Each extra day that state lawmakers spend at the Legislature costs the state $50,000.
At that rate, the state government will run out of money in less than three weeks.
Critics have put that $50,000 in perspective as each day is another teacher's salary, or 10 more children enrolled in pre-K, or someone receiving 142 weeks of unemployment benefits.
One issue that Republicans say must be addressed before they can agree on a budget is tax reform. However, it was not debated publicly on Wednesday.
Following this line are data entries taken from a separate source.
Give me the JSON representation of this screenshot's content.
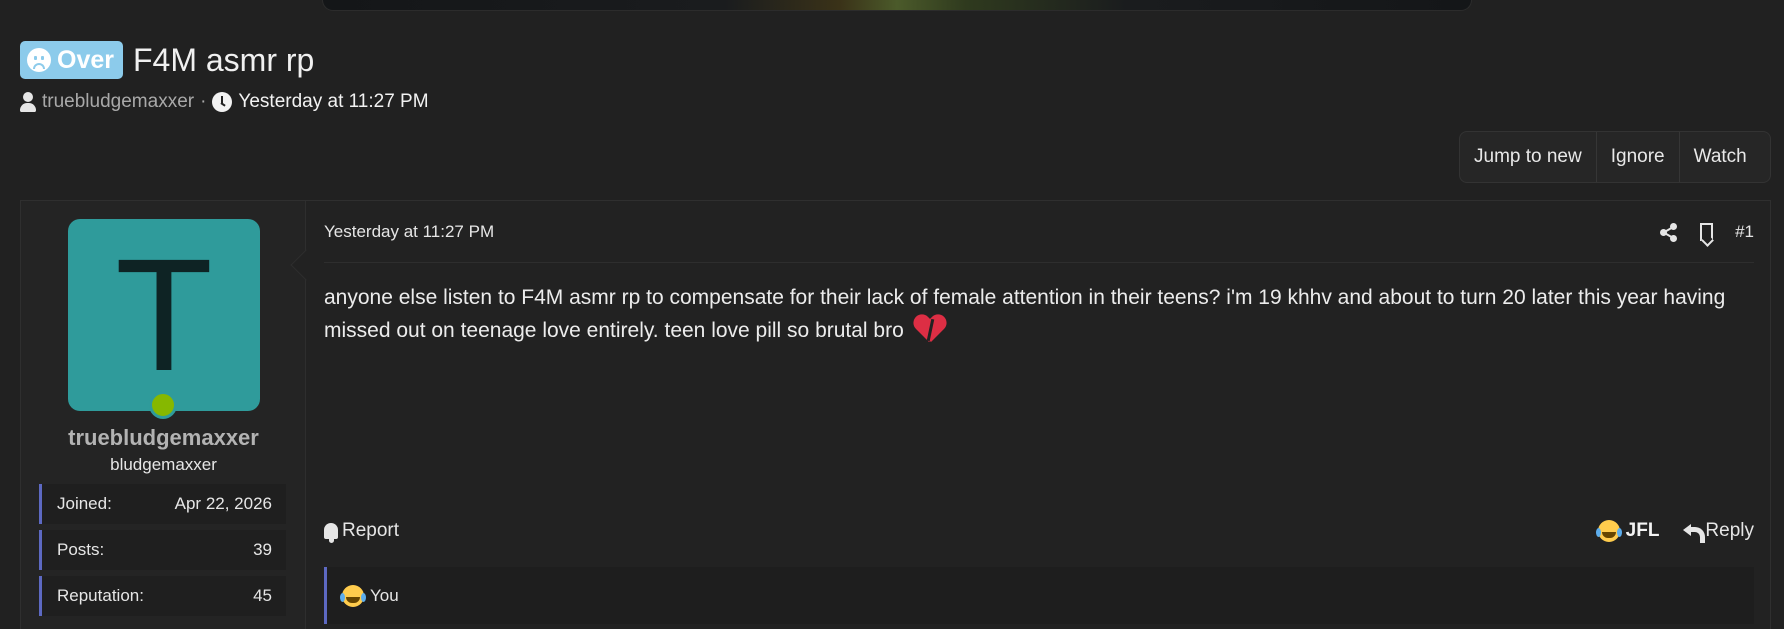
{
  "thread": {
    "prefix": "Over",
    "title": "F4M asmr rp",
    "author": "truebludgemaxxer",
    "separator": "·",
    "date": "Yesterday at 11:27 PM"
  },
  "thread_actions": {
    "jump_to_new": "Jump to new",
    "ignore": "Ignore",
    "watch": "Watch"
  },
  "post": {
    "user": {
      "avatar_letter": "T",
      "avatar_color": "#2f9b9b",
      "online_color": "#86b800",
      "username": "truebludgemaxxer",
      "user_title": "bludgemaxxer",
      "stats": [
        {
          "label": "Joined:",
          "value": "Apr 22, 2026"
        },
        {
          "label": "Posts:",
          "value": "39"
        },
        {
          "label": "Reputation:",
          "value": "45"
        }
      ]
    },
    "date": "Yesterday at 11:27 PM",
    "number": "#1",
    "body": "anyone else listen to F4M asmr rp to compensate for their lack of female attention in their teens? i'm 19 khhv and about to turn 20 later this year having missed out on teenage love entirely. teen love pill so brutal bro",
    "body_emoji": "broken-heart-icon",
    "report_label": "Report",
    "reaction_label": "JFL",
    "reply_label": "Reply",
    "reaction_summary": "You"
  },
  "colors": {
    "background": "#212121",
    "prefix_bg": "#8ccbeb",
    "accent_border": "#5d69c2"
  }
}
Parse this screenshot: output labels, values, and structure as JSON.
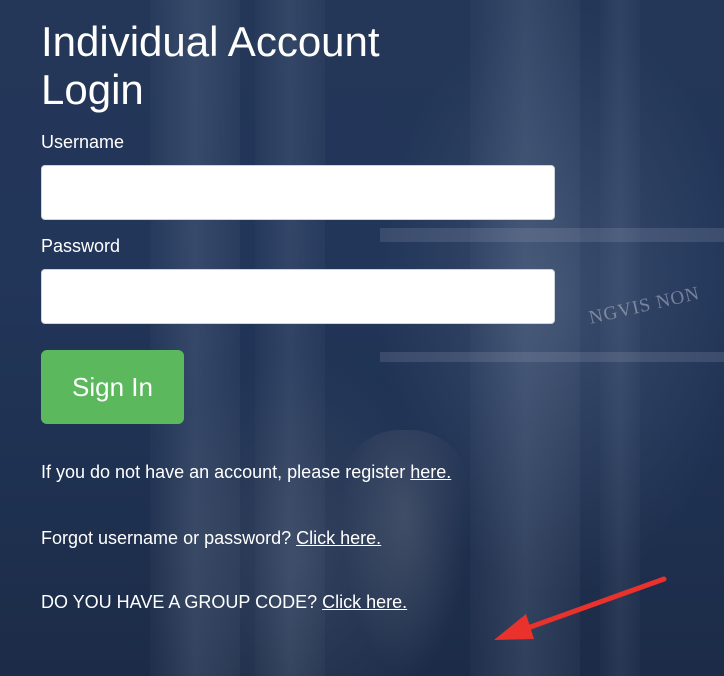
{
  "login": {
    "title": "Individual Account Login",
    "username_label": "Username",
    "username_value": "",
    "password_label": "Password",
    "password_value": "",
    "sign_in_label": "Sign In"
  },
  "links": {
    "register_prefix": "If you do not have an account, please register ",
    "register_link": "here.",
    "forgot_prefix": "Forgot username or password? ",
    "forgot_link": "Click here.",
    "group_prefix": "DO YOU HAVE A GROUP CODE? ",
    "group_link": "Click here."
  },
  "background": {
    "inscription": "NGVIS NON"
  },
  "colors": {
    "background": "#1f3150",
    "sign_in_button": "#5cb85c",
    "annotation_arrow": "#e8322b",
    "text": "#ffffff"
  }
}
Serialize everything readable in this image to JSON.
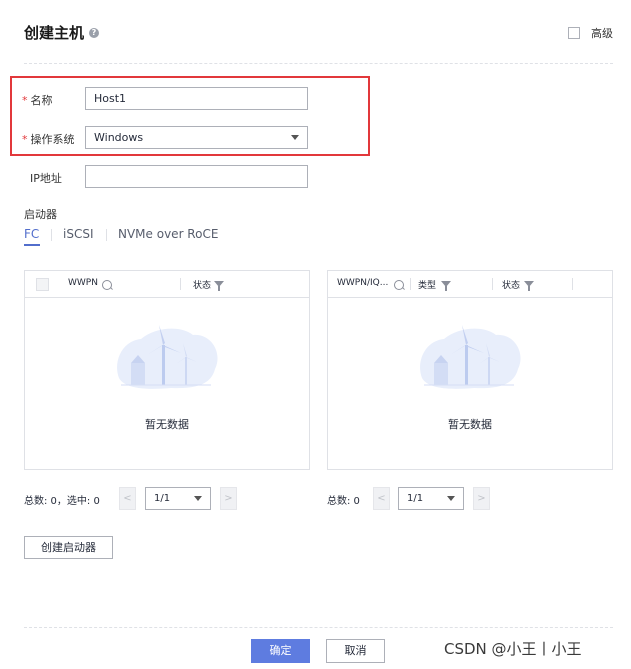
{
  "dialog": {
    "title": "创建主机",
    "help_icon": "?",
    "advanced_label": "高级"
  },
  "form": {
    "required_mark": "*",
    "name_label": "名称",
    "name_value": "Host1",
    "os_label": "操作系统",
    "os_value": "Windows",
    "ip_label": "IP地址",
    "ip_value": ""
  },
  "initiator": {
    "section_label": "启动器",
    "tabs": [
      {
        "label": "FC"
      },
      {
        "label": "iSCSI"
      },
      {
        "label": "NVMe over RoCE"
      }
    ],
    "active_tab": "FC"
  },
  "left_table": {
    "columns": [
      "WWPN",
      "状态"
    ],
    "empty_text": "暂无数据",
    "pagination": {
      "summary": "总数: 0，选中: 0",
      "prev": "<",
      "page": "1/1",
      "next": ">"
    }
  },
  "right_table": {
    "columns": [
      "WWPN/IQ...",
      "类型",
      "状态"
    ],
    "empty_text": "暂无数据",
    "pagination": {
      "summary": "总数: 0",
      "prev": "<",
      "page": "1/1",
      "next": ">"
    }
  },
  "actions": {
    "create_initiator": "创建启动器",
    "confirm": "确定",
    "cancel": "取消"
  },
  "watermark": "CSDN @小王丨小王",
  "colors": {
    "accent": "#5e7ce0",
    "tab_active": "#526ecc",
    "highlight_border": "#e2383b",
    "required": "#e2383b"
  }
}
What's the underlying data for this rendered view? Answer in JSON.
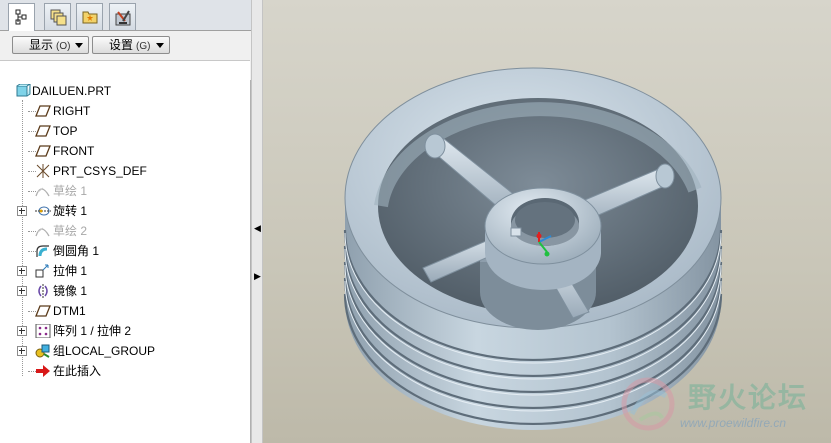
{
  "tabs": [
    {
      "name": "model-tree-icon",
      "active": true
    },
    {
      "name": "layers-icon",
      "active": false
    },
    {
      "name": "favorites-icon",
      "active": false
    },
    {
      "name": "tools-icon",
      "active": false
    }
  ],
  "toolbar": {
    "show_label": "显示",
    "show_shortcut": "(O)",
    "settings_label": "设置",
    "settings_shortcut": "(G)"
  },
  "tree": {
    "root": {
      "label": "DAILUEN.PRT",
      "icon": "part-icon"
    },
    "items": [
      {
        "label": "RIGHT",
        "icon": "datum-plane-icon",
        "expandable": false,
        "muted": false
      },
      {
        "label": "TOP",
        "icon": "datum-plane-icon",
        "expandable": false,
        "muted": false
      },
      {
        "label": "FRONT",
        "icon": "datum-plane-icon",
        "expandable": false,
        "muted": false
      },
      {
        "label": "PRT_CSYS_DEF",
        "icon": "coordinate-system-icon",
        "expandable": false,
        "muted": false
      },
      {
        "label": "草绘 1",
        "icon": "sketch-icon",
        "expandable": false,
        "muted": true
      },
      {
        "label": "旋转 1",
        "icon": "revolve-icon",
        "expandable": true,
        "muted": false
      },
      {
        "label": "草绘 2",
        "icon": "sketch-icon",
        "expandable": false,
        "muted": true
      },
      {
        "label": "倒圆角 1",
        "icon": "round-icon",
        "expandable": false,
        "muted": false
      },
      {
        "label": "拉伸 1",
        "icon": "extrude-icon",
        "expandable": true,
        "muted": false
      },
      {
        "label": "镜像 1",
        "icon": "mirror-icon",
        "expandable": true,
        "muted": false
      },
      {
        "label": "DTM1",
        "icon": "datum-plane-icon",
        "expandable": false,
        "muted": false
      },
      {
        "label": "阵列 1 / 拉伸 2",
        "icon": "pattern-icon",
        "expandable": true,
        "muted": false
      },
      {
        "label": "组LOCAL_GROUP",
        "icon": "group-icon",
        "expandable": true,
        "muted": false
      },
      {
        "label": "在此插入",
        "icon": "insert-here-arrow-icon",
        "expandable": false,
        "muted": false
      }
    ]
  },
  "viewport": {
    "model": "pulley-wheel",
    "colors": {
      "model": "#aebfcd",
      "background": "#cfccbf"
    }
  },
  "watermark": {
    "title": "野火论坛",
    "url": "www.proewildfire.cn"
  }
}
Republicans said those conversations are happening behind closed doors.
Supporters of the tax changes Republicans are trying to agree on say tax reform will pay for itself.
"If it takes until the end of July, but they come up with meaningful tax reform and cuts, we think that would be a very good deal for the people of North Carolina," Francis De Luca of Civitas Institute said.
Republican House member David Lewis said a new tax plan is not a done deal, but lawmakers are close to knowing if they can get a deal done this time around.
Senate Leader Phil Berger said Republicans in the two chambers are close and expects a deal by the end of the month.
If not, the money to keep the government running runs out at the end of the month. If there isn't a deal on the budget, there is a possibility of a government shutdown that would leave thousands of people out of work.
If needed, lawmakers could pass a continuing resolution to keep the money flowing into August.
Berger told ABC11 that the Senate does not have plans to do that.